Sus ideales de socialismo igualitario lo llevaron a fundar la Sociedad Musical L’Aurora y, más tarde, en el año 1850, la primera sociedad coral que existió en el Estado, La Fraternitat.

Ciertamente, uno de sus objetivos era apartar a los obreros de la degradación moral en que se veían sumidos por las precarias condiciones de trabajo, salud y vivienda, pero a la vez deseaba darles instrucción y despertar su sentido crítico contra el sistema. Estas acciones le obligaron a cambiar varias veces el domicilio de sus corales, ya que las autoridades desconfiaban de las reuniones obreras aunque sólo fuera para cantar Les violetes del bosc o La font del roure.

Clavé entró pronto en la política activa. Su participación en el Bienio Progresista (1854-1856) lo llevó de nuevo a la cárcel, esta vez en Mallorca. Más tarde fue rehabilitado y durante la Primera República presidió la Diputación de Barcelona, fue diputado a Cortes, gobernador civil de Castellón y delegado del gobierno en Tarragona... El golpe de estado del general Pavía, en enero de 1874, liquidó la Primera República y coincidió con el fin de la vida de Clavé, a los cincuenta años.

Lentamente, la burguesía se fue apropiando de los fragmentos que le interesaban de la biografía de Josep Anselm Clavé, y se esforzaron para que sus inquietudes sociales se fueran olvidando. Incluso le erigieron un monumento en el cruce de la Rambla de Catalunya con la calle de València, que más tarde fue trasladado al tramo superior del actual paseo de San Juan. Por cierto, esta reinauguración del monumento —en mayo de 1956— contó con la presencia solemne del gobernador civil y del nuncio del Vaticano.

Bien, pues, adentrémonos en la calle Clavé. En la actualidad es una calle comercial, llena de pizzerías, hoteles y albergues para turistas. Las casas son de finales del xix , de inspiración neoclásica, algunas con grandes vestíbulos que permitían la entrada de carruajes. La mayoría de las tiendas, sin embargo, son muy modernas...

Pasaje de la Banca

¡Oh! A la izquierda hay un pasaje... ¿Nos adentramos en él? «Pasaje de la Banca». Al cabo de unos pasos entendemos las razones de su nombre: al fondo está el edificio neoclásico de la que fue una filial de la Banca de Crédito y Docks. Es una construcción espléndida, de 1882, obra de Elies Rogent i Amat.

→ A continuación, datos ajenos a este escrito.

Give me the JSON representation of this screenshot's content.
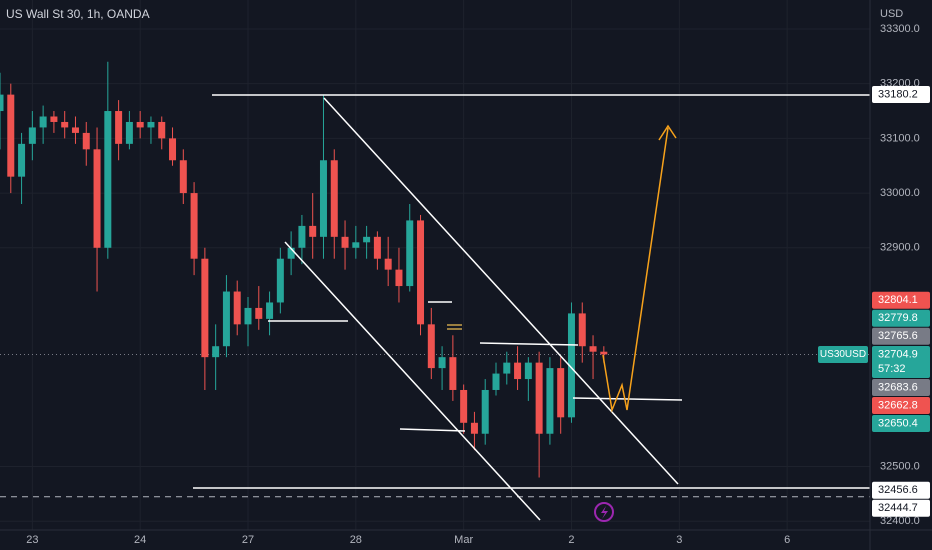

Desde 1973 es la sede del Museo de Cera de Barcelona, como proclama una placa en su frontispicio. Llama la atención la galería superior neorrománica; parece imposible que un edificio consiga ser tan elegante en un espacio como éste, relativamente pequeño y encajonado en un callejón sin salida.

Si elevamos los ojos, nos sorprenderán, a cada lado del coronamiento escultórico de mármol, las figuras a todo color de Superman y de C3PO, uno de los androides de La Guerra de las Galaxias. Nos apetece mucho entrar en el Museo...

Pasaje de la Paz

Al cabo de unos pasos, en el número 23 de Clavé, hallamos otro pasaje, el de la Paz. Se abrió en 1875, y lleva este nombre en conmemoración del Convenio de Vergara, que establecieron en 1839 los generales Espartero y Maroto, y que oficialmente significaba el final de la Primera Guerra Carlista. Decimos «oficialmente», ya que en Barcelona la burguesía industrial y las primeras organizaciones obreras se opusieron a las políticas fiscales del general Espartero, plenipotenciario desde que la reina María Cristina le había nombrado regente. Y también porque la guerra no terminó del todo hasta que Ramón Cabrera, comandante del ejército carlista conocido como el Tigre del Maestrazgo —que jamás aceptó la paz de Vergara— no se retiró y pasó a Francia, en 1840.